“I’ve slept in stalls and on park benches. Having a roof over me is enough.”
He glanced down at her. “Your father … was a good man.”
“He was no better or worse than anyone else.”
It was impossible not to wonder who the woman’s mother was—or how anyone could have put up with Jeb long enough to have a child with him: Jeb Landis was a legend in the industry, the trainer of more stakes winners than any other man, alive or dead. He’d also been an alcoholic sonofabitch with a gambling problem as big as his misogynistic streak.
One thing Edward was not worried about was whether this Shelby could handle herself. If she could survive living with Jeb? Working an eighteen-hour shift on a breeding farm would be a piece of cake.
As they came up to Barn B, the motion-activated exterior lights came on and horses stirred inside, clomping their hooves and whinnying. Entering through the side door, he bypassed Moe’s office and the supply rooms, and took her to the staircase that rose up to what had once been a hayloft stretching the full length of the massive roof beams. Sometime in the seventies, the space had been converted to a pair of apartments, and Moe had the front one that looked out over the drive.
“You go first and wait for me at the top,” he gritted. “It takes me a while.”
Shelby Landis hit the stairs at the kind of clip he had once enjoyed but had failed to appreciate, and it felt like it took a hundred thousand years to join her on the upper floor.
And by then, he was out of breath to such a degree he was wheezing like a stuck tire.
Turning away from her, he found that there was no light shining under Moe’s door, but he wouldn’t have bothered the man with any kind of introduction anyway. With the Derby running in less than forty-eight hours, the man, assuming he was home, would be passed out.
Especially considering one of their two horses might have to be scratched from the race.
As Edward went across and tried the doorknob to the other flat, he didn’t know what he was going to do if it was locked. He had no clue where keys might be—
The door opened wide, reminding him that he was in the minority of paranoids out here on the farm. The light switch was to the left on the wall, and as he clicked it on, he was relieved that the place didn’t smell too musty and that there was, in fact, a couch, a chair, a table, and a tiny kitchen that made the galley one he had look industrial by comparison.
“Did your father ever tell you why I owe him?” he said as he limped over to a darkened doorway.
“No, but Jeb wasn’t a talker.”
Flipping a second switch, he found that, yup, there was a bedroom and bath, too.
“This is what you’ve got,” he said, pivoting around and becoming exhausted as he measured the distance back to the door.
Fifteen feet.
It might as well have been miles.
She walked over to him. “Thank you for the opportunity.”
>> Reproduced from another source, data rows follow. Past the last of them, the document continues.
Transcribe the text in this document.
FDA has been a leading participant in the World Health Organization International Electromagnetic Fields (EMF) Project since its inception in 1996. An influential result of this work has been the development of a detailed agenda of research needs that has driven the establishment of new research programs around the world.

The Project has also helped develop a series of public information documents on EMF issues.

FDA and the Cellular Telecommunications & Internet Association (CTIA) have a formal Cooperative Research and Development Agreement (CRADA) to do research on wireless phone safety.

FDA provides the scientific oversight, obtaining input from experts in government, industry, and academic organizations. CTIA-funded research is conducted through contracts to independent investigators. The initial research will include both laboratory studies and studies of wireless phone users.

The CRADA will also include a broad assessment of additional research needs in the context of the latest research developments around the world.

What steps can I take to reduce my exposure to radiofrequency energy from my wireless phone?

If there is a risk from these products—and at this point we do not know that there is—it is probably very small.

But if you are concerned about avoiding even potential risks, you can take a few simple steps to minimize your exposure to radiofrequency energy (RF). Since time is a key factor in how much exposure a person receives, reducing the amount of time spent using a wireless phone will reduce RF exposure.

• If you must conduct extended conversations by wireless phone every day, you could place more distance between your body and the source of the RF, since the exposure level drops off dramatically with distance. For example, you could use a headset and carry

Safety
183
She put out her hand and met his eye—and for a moment, he felt an emotion other than the worm of anger that had been churning and burning in his gut for the last two years. He wasn’t sure how to define it—the sad thing was, though, he wasn’t sure he welcomed the shift.
There was a certain clarity to having such a unilaterally hostile operating principle.
He left that palm hanging in the breeze as he dragged his body over to the exit. “We’ll see if you thank me later.”
Abruptly, he thought of the whole don’t-cuss, no-alcohol thing. “Oh, one more rule. If my drapes are drawn, don’t bother me.”
The last thing he needed was for her to find out he cavorted with loose women. And paid them for the privilege. He could just imagine that conversation.
“Yes, sir.”
He nodded and shut the door. Then slowly, carefully, executed his descent.
The truth was, Jeb Landis had been the one to turn him around, such as he was. Without that man’s swift kick in the ass, heaven only knew whether Edward would still be on the planet. God, he could remember with such clarity the trainer coming to see him in that rehab hospital. In spite of Edward’s no-visitors, no-exceptions rule, Jeb had gotten past the nursing station and marched into his room.
They had known each other for well over a decade before that intrusion, Edward’s interest in, and ownership of, racing horses, coupled with his previous commitment to being the best at everything, meaning that there was only one man he wanted training his stock.
He would never have predicted the guy to be some kind of savior for him, however.
Jeb’s come to Jesus had been short and to the point, but it had gotten through, to the extent it had, better than all the cajoling and handholding had. And then a year after Edward had moved in here, thrown out his business suits, and decided this would be his life, Jeb had told him he was leaving the Red & Black and going to California.